I have followed this off and on. For those wondering, TMC [1] is one of the primary companies on the forefront of this. Similarly, the main body in charge of regulation here is the International Seabed Authority [2].
I'll be honest, I don't know how I feel about it. TMC has taken the position that it is potentially better to destroy seabed ecosystems than land based ones with strip mining. (at least that is my take on their position) There is truth in the idea that picking the least bad solution is the responsible thing to do. We will keep mining for these resources so where should we do it? The problem is the unknowns. Effectively, I believe, they are arguing that the unknown dangers are still better than the known damage we do with traditional mining. The sea is a big place after all. Of course they are clearly biased in their thinking since the potential profits here are just staggering so staying objective with hundreds of billions of dollars staring at you is very hard.
A major change in the arguments about impact came with the study that showed the potential for oxygen generation by the nodules being mined. This so called 'dark oxygen' [3] could be a major part of the ecosystem at those depths. Oxygen is really scarce so anything that produces it is likely crucial. I personally don't have a background anywhere close to that required to critique the science around this but it looks interesting and is definitely worth following up on.
The chemistry of these nodules is also interesting but the bottom line is that once they are mined they won't come back. They take a long, long time to form. Like 2-5 mm per million years [4] slow.
Up until the dark oxygen research the main concern was the plume that mining created and what effects it would create on the ecosystem as a whole [5]. There were, and still are, a lot of unknowns about how big it could be, how long it will stick around and the impacts it could have.
Basically, there are a lot of ecosystem unknowns here so weighing the potential impact to the ecosystem from this vs the real, and devastating, impacts from mining on land is a very hard thing.
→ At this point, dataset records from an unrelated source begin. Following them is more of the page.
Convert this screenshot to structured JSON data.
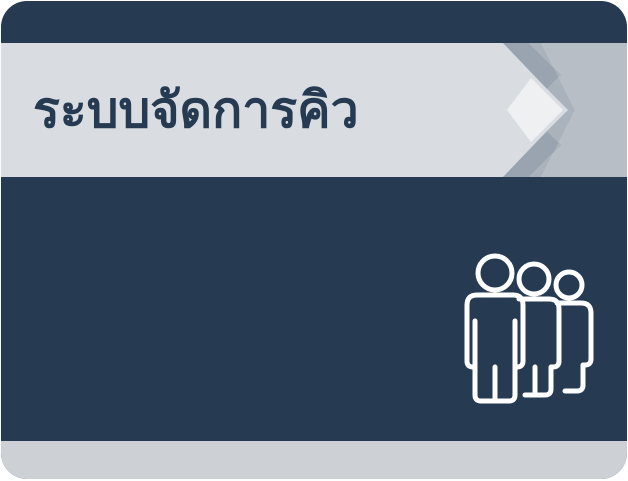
{
  "title": "ระบบจัดการคิว",
  "icon": "people-group-icon",
  "colors": {
    "background": "#263a52",
    "banner": "#d9dde2",
    "banner_right": "#b7bec6",
    "chevron_dark": "#8a95a2",
    "diamond": "#eef0f2",
    "bottom_strip": "#cdd1d6",
    "icon_stroke": "#ffffff"
  }
}
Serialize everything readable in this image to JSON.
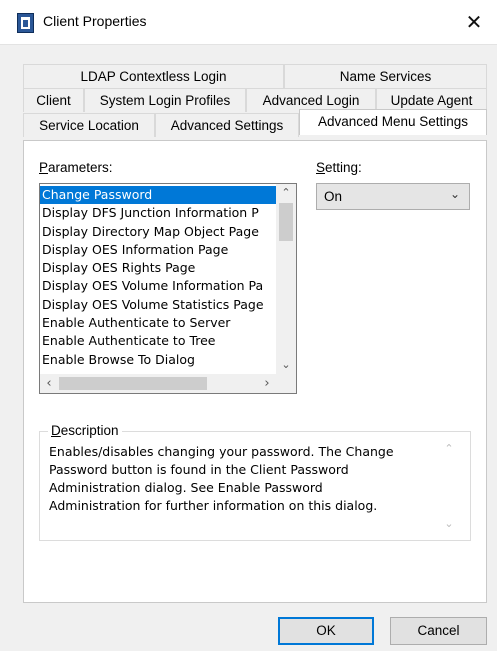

[1] https://metals.co/ [2] https://isa.org.jm/ [3] https://www.smithsonianmag.com/smart-news/scientists-discove... [4] https://en.wikipedia.org/wiki/Manganese_nodule [5] https://phys.org/news/2025-03-deep-sea-sediment-plumes.html
> the main body in charge of regulation here is the International Seabed Authority
Everything I've seen about the ISA is it's a committee designed to be a roadblock to regulation.
This is utterly ridiculous. When has the last time been when we humans did a process in an ecosystem at industrial scale and it _didn't_ make life worse for the local co-op players? We don't know _how_ it will mess things up, but we know that it _will_ mess things up.
> We will keep mining for these resources so where should we do it?
We don't have to keep mining, yes our lifestyle is incompatible with reducing mining output. But why is our lifestyle - or modernity in a more general sense - taken as non-negotiable? The trolley problem has a solution, stop the train.
> TMC has taken the position that it is potentially better to destroy seabed ecosystems than land based ones with strip mining.
I would feel better about this argument if we could point to a specific land based mine operation that was shut down in favor of seabed mining, but of course that won't happen and we'll just allow companies to destroy both.